Tuesday 8 April 2014

I HAVE THE POWER!!!!

Diabetes isn't something I talk about very often, unless you get me drunk and try and get me to down a sweet shot, when suddenly I can't stop myself going on and on about it until you bugger off and leave me alone to dance badly in peace.

Ever since diagnosis it's been a part of my life that I'd rather ignore apart from when I have to do something about it. If you'd asked me at 17 (when I first got it) whether one day I'd write a mildly self-deprecating blog post about my condition I'd probably have said, well, nothing; I was a very shy 17 year old. But in my head I would have been thinking, "Ha, no mate, not likely. Why are you even talking to me? How can you see my face behind my massive fringe?"

Now, seven years later, I'm still not fancying the idea of writing too much in detail about it because a) it would bore you senseless, and b) I'm no expert; I'd get loads wrong and look foolish. No-one wants that. But I can write, with a little more clarity, about the idea of control. Control is something that is pretty important when it comes to diabetes and more often than I'm proud to admit, I lose it. My blood sugar gets out of hand and either goes ridiculously high or incredibly low, making me fall over and cause a scene. That's happened twice in the past couple of months and you start to lose sympathy from people when you keep passing out. I don't want that reputation, if I can at all avoid it.

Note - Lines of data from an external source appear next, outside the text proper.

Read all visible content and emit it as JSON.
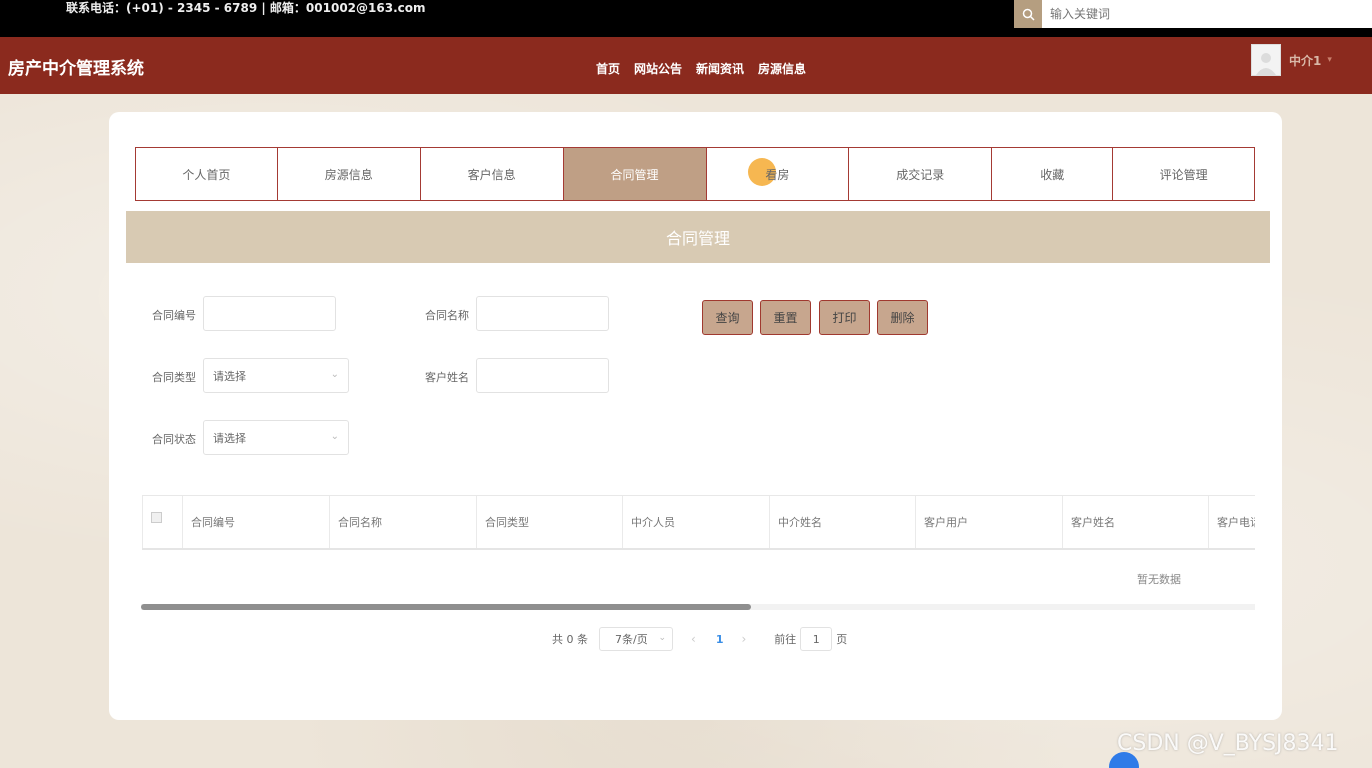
{
  "topbar": {
    "contact": "联系电话：(+01) - 2345 - 6789 | 邮箱：001002@163.com",
    "search_placeholder": "输入关键词"
  },
  "header": {
    "brand": "房产中介管理系统",
    "nav": [
      "首页",
      "网站公告",
      "新闻资讯",
      "房源信息"
    ],
    "user_name": "中介1"
  },
  "tabs": [
    {
      "label": "个人首页",
      "active": false
    },
    {
      "label": "房源信息",
      "active": false
    },
    {
      "label": "客户信息",
      "active": false
    },
    {
      "label": "合同管理",
      "active": true
    },
    {
      "label": "看房",
      "active": false
    },
    {
      "label": "成交记录",
      "active": false
    },
    {
      "label": "收藏",
      "active": false
    },
    {
      "label": "评论管理",
      "active": false
    }
  ],
  "section_title": "合同管理",
  "form": {
    "contract_no_label": "合同编号",
    "contract_name_label": "合同名称",
    "contract_type_label": "合同类型",
    "customer_name_label": "客户姓名",
    "contract_status_label": "合同状态",
    "select_placeholder": "请选择"
  },
  "buttons": {
    "query": "查询",
    "reset": "重置",
    "print": "打印",
    "delete": "删除"
  },
  "table": {
    "columns": [
      "合同编号",
      "合同名称",
      "合同类型",
      "中介人员",
      "中介姓名",
      "客户用户",
      "客户姓名",
      "客户电话"
    ],
    "empty_text": "暂无数据"
  },
  "pager": {
    "total": "共 0 条",
    "page_size": "7条/页",
    "current_page": "1",
    "goto_label": "前往",
    "goto_value": "1",
    "page_unit": "页"
  },
  "watermark": "CSDN @V_BYSJ8341",
  "colors": {
    "header_bg": "#8b2a1e",
    "active_tab": "#bf9f85",
    "section_bg": "#d8cab3",
    "button_bg": "#c7a68e"
  }
}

For a long time I figured my body would just sort itself out, but that was very naive of me and it played a big part in things getting to where they are now. By pure fluke I've been fairly healthy for the most part, but now fluke won't cut it anymore. I need to take action. When diabetes gets out of hand it makes the rest of my life go out of hand too. My emotions become more difficult to handle, my attention span goes off the boil and my incredible physique falls to pieces. Yes, I just said that. Recently I lost control of a lot of things and that made me panic and forget, for a while, who I really was. Little things were frustrating me, big things like my blood sugar were making me very annoyed and everything else started to look a lot more severe. Oh God, the outside?!? How can I go there?!?

So, in short, I had no control. None at all.

It dawned on me that I had to do something about that. If I can't control myself then what chance have I got of controlling anything else in my life? Naff all, really. If I could take charge of one thing and come to terms with that, maybe everything else would seem easier too. It sounds very simplistic, but simple is all people who choose to do an MA in Creative Writing can really fathom when it comes to the real world.

Today I made the very simple decision to start on a new routine of insulin and try and get things back to a level that makes me happy and, ultimately, keeps me on my feet. But in the lead up to today I made other small changes too, changes that made this one possible. I was unhappy with a number of things, so one by one I put plans in place to make those things better.

Control is a big deal, not just when it comes to your health but when it comes to your life in general. If you start to feel you're losing it then you panic and start sweeping your massive fringe in the opposite direction in the hope that it will be the cure to all your woes. The feeling of getting some of that control back, though, will make you put the comb down straight away. Take command of the things you can have command over and leave the rest to do whatever it wants to do.

It's going to do that anyway, so why worry yourself about it?